OH! And despite that drawstring waist, there is NO waist seam on this dress. So your front and back pieces (and front facings) are LOOOOOOONG. As such, I can’t recommend playing Pattern Tetris with anything but your sleeves, collar, back yoke, and pockets on this one–trust the fabric requirements, folks.
So there you have it: another wildly successful Named project! I am so glad to have one much-needed Summer/Spring dress added to my wardrobe, especially since I used fabric AND notions that I already had on hand. That’s right: the only thing I bought for this project was the pattern, which I would have eventually bought anyway. Sewing doesn’t get much better than that, does it? 😀 Well, Tom did find a way to make it slightly better, thanks to his epic Photoshop skills. This dress has now “theoretically” crossed time and space, making it The Greatest Ever:
And speaking of kickass Summer dresses, I think I will do a planning post for a summer wardrobe next. I desperately need more options for that season, and it is coming on fast! My goal will be to use only stashed fabric, and to focus on those patterns I already own.

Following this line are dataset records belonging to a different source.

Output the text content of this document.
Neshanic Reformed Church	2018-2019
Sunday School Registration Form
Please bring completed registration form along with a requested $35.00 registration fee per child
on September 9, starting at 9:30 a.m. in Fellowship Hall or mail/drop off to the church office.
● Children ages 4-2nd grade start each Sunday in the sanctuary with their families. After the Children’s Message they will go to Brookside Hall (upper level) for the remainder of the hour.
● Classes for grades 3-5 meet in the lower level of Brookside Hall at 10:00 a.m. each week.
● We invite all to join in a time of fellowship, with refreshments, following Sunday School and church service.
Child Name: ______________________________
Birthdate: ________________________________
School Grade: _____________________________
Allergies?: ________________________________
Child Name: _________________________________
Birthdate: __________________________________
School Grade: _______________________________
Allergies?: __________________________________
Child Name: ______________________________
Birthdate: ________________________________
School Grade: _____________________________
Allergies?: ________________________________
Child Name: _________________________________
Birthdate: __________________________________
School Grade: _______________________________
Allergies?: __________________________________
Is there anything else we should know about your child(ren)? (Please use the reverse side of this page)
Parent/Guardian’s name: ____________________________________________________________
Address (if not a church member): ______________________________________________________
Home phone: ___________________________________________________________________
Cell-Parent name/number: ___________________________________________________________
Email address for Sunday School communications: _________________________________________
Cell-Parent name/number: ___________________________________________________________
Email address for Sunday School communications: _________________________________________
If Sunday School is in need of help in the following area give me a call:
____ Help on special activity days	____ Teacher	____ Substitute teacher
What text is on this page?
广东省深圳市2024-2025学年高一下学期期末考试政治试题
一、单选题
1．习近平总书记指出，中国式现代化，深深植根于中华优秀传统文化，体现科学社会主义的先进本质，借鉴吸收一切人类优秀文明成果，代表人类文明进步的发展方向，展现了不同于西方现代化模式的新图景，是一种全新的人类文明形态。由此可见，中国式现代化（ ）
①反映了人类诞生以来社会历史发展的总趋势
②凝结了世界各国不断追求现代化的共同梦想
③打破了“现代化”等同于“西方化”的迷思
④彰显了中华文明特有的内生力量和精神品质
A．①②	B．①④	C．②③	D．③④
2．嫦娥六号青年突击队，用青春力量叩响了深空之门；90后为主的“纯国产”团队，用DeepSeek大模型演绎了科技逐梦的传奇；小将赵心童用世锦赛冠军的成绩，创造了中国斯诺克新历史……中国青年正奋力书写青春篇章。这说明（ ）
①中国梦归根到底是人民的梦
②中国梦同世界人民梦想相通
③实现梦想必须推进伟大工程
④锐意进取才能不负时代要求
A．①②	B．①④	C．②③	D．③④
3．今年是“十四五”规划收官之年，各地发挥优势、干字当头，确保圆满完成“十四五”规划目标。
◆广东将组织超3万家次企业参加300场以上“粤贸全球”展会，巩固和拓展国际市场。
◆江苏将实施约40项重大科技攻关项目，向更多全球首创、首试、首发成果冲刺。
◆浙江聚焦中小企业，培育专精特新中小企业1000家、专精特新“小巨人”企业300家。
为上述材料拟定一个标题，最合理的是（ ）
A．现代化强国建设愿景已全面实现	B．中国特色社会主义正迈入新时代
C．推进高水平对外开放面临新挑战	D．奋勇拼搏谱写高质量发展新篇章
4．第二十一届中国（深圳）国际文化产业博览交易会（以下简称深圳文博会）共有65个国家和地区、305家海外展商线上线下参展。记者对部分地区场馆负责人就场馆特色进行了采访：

In closing (FINALLY), I will leave you with one final me-made-related thing! We did band photos a few weeks ago (UGH the week before my hair got touched up–that figures), and I decided to wear one of my Inari dresses for the shoot! I am so pleased that I got to wear something that I like and feels like “me,” that I think looks “cool,” and that I MADE for band photos. SEWING ROCKS!!!
See you all soon!
What have you been sewing lately? Do you ever curse yourself for choosing a tricky fabric for garments that require precision? How do you feel about the midi trend: LOVE or HATE?